Antonia Aparecida Quintão
“Quem seria qualificado como uma pessoa em situação de vadiagem? Aquele que não trabalhava. E quem não trabalhava no Brasil no período da abolição? A população negra. Mas é por que não queria? Não, porque eles eram preteridos no mercado de trabalho, como são até hoje.”

Trabalho Escravo ou Trabalho Análogo à Escravidão?
Os termos trabalho escravo e trabalho análogo à escravidão, apesar de terem algumas semelhanças, possuem características diferentes, conforme legisladores e agentes da justiça.
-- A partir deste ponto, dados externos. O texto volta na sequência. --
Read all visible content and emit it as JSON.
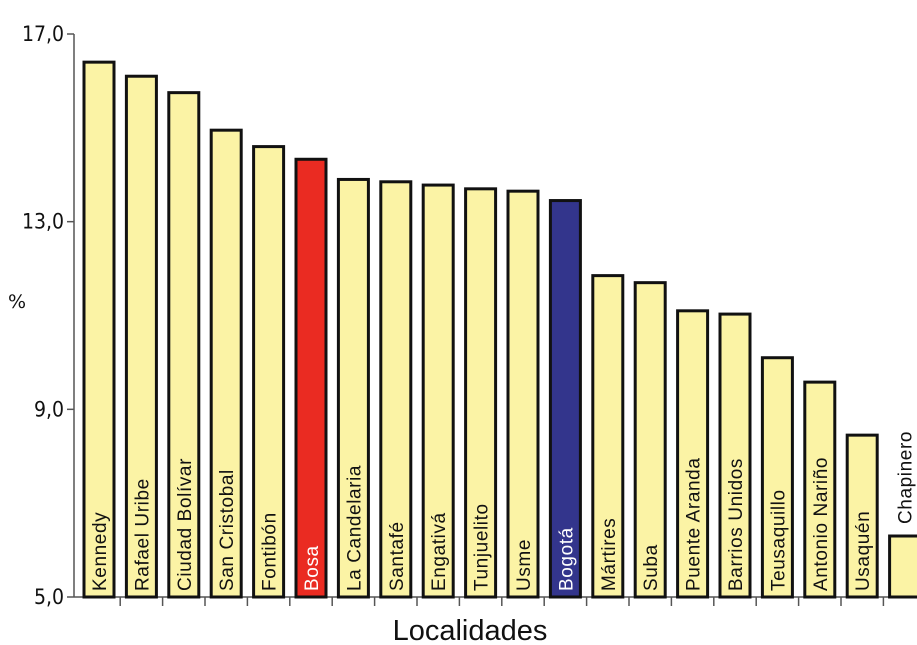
{
  "chart_data": {
    "type": "bar",
    "xlabel": "Localidades",
    "ylabel": "%",
    "ylim": [
      5.0,
      17.0
    ],
    "yticks": [
      "5,0",
      "9,0",
      "13,0",
      "17,0"
    ],
    "ytick_values": [
      5,
      9,
      13,
      17
    ],
    "grid": false,
    "categories": [
      "Kennedy",
      "Rafael Uribe",
      "Ciudad Bolívar",
      "San Cristobal",
      "Fontibón",
      "Bosa",
      "La Candelaria",
      "Santafé",
      "Engativá",
      "Tunjuelito",
      "Usme",
      "Bogotá",
      "Mártires",
      "Suba",
      "Puente Aranda",
      "Barrios Unidos",
      "Teusaquillo",
      "Antonio Nariño",
      "Usaquén",
      "Chapinero"
    ],
    "values": [
      16.4,
      16.1,
      15.75,
      14.95,
      14.6,
      14.33,
      13.9,
      13.85,
      13.78,
      13.7,
      13.65,
      13.45,
      11.85,
      11.7,
      11.1,
      11.03,
      10.1,
      9.58,
      8.45,
      6.3
    ],
    "colors": {
      "default": "#fbf3a5",
      "highlights": {
        "Bosa": "#ea2b22",
        "Bogotá": "#33358c"
      },
      "outline": "#111111"
    }
  }
}
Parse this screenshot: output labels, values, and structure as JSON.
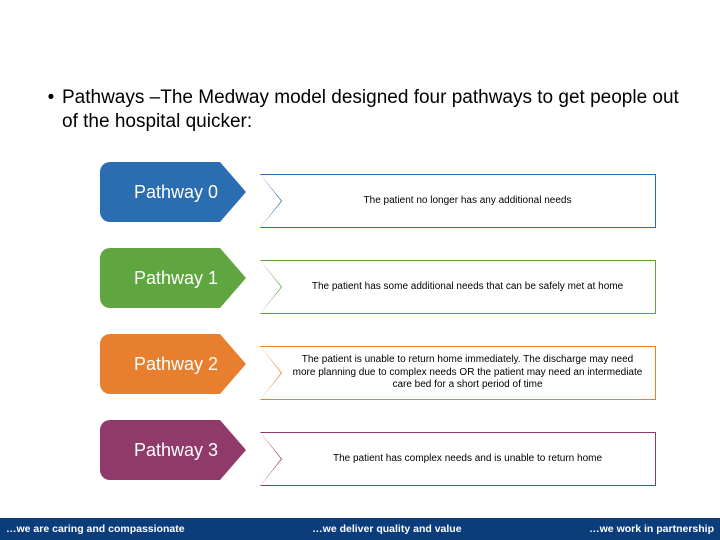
{
  "intro": {
    "bullet_glyph": "•",
    "text": "Pathways  –The Medway model designed four pathways to get people out of the hospital quicker:"
  },
  "pathways": [
    {
      "label": "Pathway 0",
      "color": "#2a6db0",
      "desc": "The patient no longer has any additional needs"
    },
    {
      "label": "Pathway 1",
      "color": "#5fa641",
      "desc": "The patient has some additional needs that can be safely met at home"
    },
    {
      "label": "Pathway 2",
      "color": "#e77f2e",
      "desc": "The patient is unable to return home immediately. The discharge may need more planning due to complex needs OR the patient may need an intermediate care bed for a short period of time"
    },
    {
      "label": "Pathway 3",
      "color": "#8f3a6b",
      "desc": "The patient has complex needs and is unable to return home"
    }
  ],
  "desc_box": {
    "border_color_fallback": "#777",
    "notch_fill": "#ffffff"
  },
  "footer": {
    "bg": "#0a3d7a",
    "left": "…we are caring and compassionate",
    "center": "…we deliver quality and value",
    "right": "…we work in partnership"
  }
}
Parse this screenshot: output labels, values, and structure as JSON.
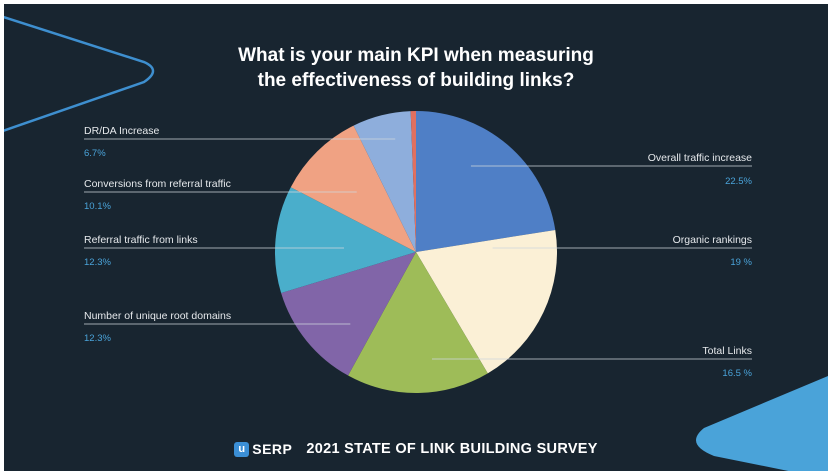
{
  "title_line1": "What is your main KPI when measuring",
  "title_line2": "the effectiveness of building links?",
  "footer": {
    "brand_logo_letter": "u",
    "brand_name": "SERP",
    "survey_title": "2021 STATE OF LINK BUILDING SURVEY"
  },
  "colors": {
    "background": "#182530",
    "accent": "#4aa3d9"
  },
  "chart_data": {
    "type": "pie",
    "title": "What is your main KPI when measuring the effectiveness of building links?",
    "slices": [
      {
        "label": "Overall traffic increase",
        "value": 22.5,
        "value_label": "22.5%",
        "color": "#4f7fc6"
      },
      {
        "label": "Organic rankings",
        "value": 19,
        "value_label": "19 %",
        "color": "#fbf0d6"
      },
      {
        "label": "Total Links",
        "value": 16.5,
        "value_label": "16.5 %",
        "color": "#9ebc58"
      },
      {
        "label": "Number of unique root domains",
        "value": 12.3,
        "value_label": "12.3%",
        "color": "#8165a8"
      },
      {
        "label": "Referral traffic from links",
        "value": 12.3,
        "value_label": "12.3%",
        "color": "#4aaecb"
      },
      {
        "label": "Conversions from referral traffic",
        "value": 10.1,
        "value_label": "10.1%",
        "color": "#f0a283"
      },
      {
        "label": "DR/DA Increase",
        "value": 6.7,
        "value_label": "6.7%",
        "color": "#8eaedc"
      },
      {
        "label": "",
        "value": 0.6,
        "value_label": "",
        "color": "#e07060"
      }
    ]
  }
}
De acordo com o advogado Miguel Benavides, que presta serviços à ONG Cami, enquanto no Brasil colônia-império a prática da escravidão era permitida e “envolvia castigos físicos e tortura”, hoje essa forma de exploração é proibida e considerada crime pelo Código Penal Brasileiro, mas isso não impediu que se praticasse a escravidão de uma forma diferente, por isso a nomenclatura “trabalho análogo à escravidão”. Assim, o termo é utilizado para descrever situações em que pessoas são submetidas a condições de trabalho degradantes, como jornadas exaustivas, falta de remuneração adequada, restrição de liberdade e violações de direitos humanos.

“É importante ressaltar que, nos dias de hoje, ter um trabalhador nas ‘condições de escravizado’ tem custo baixo, porque não há compra. O patrão normalmente gasta apenas com o transporte do trabalhador aliciado até o local de trabalho. A mão de obra de um trabalhador é descartável, pois a falta de trabalho faz com que os cidadãos desempregados em busca de um serviço aceitem qualquer valor irrisório, e terminam caindo em mãos dos aliciadores, também conhecidos como ‘gatos’, que são pessoas que traficam pessoas”, analisa Benavides. “O relacionamento entre o patrão e o trabalhador escravizado é curtíssimo. Depois que o serviço acaba, o trabalhador vítima de trabalho forçado é mandado embora sem receber nada ou é morto, para que não possa denunciar o antigo patrão e entrar na justiça em busca dos seus direitos”. O advogado observa que, em geral, os trabalhadores aliciados costumam ser pessoas pobres e, para os aliciadores, pouco importa a cor, a raça e nacionalidade, pois ter condições físicas para trabalhar é o único fator importante.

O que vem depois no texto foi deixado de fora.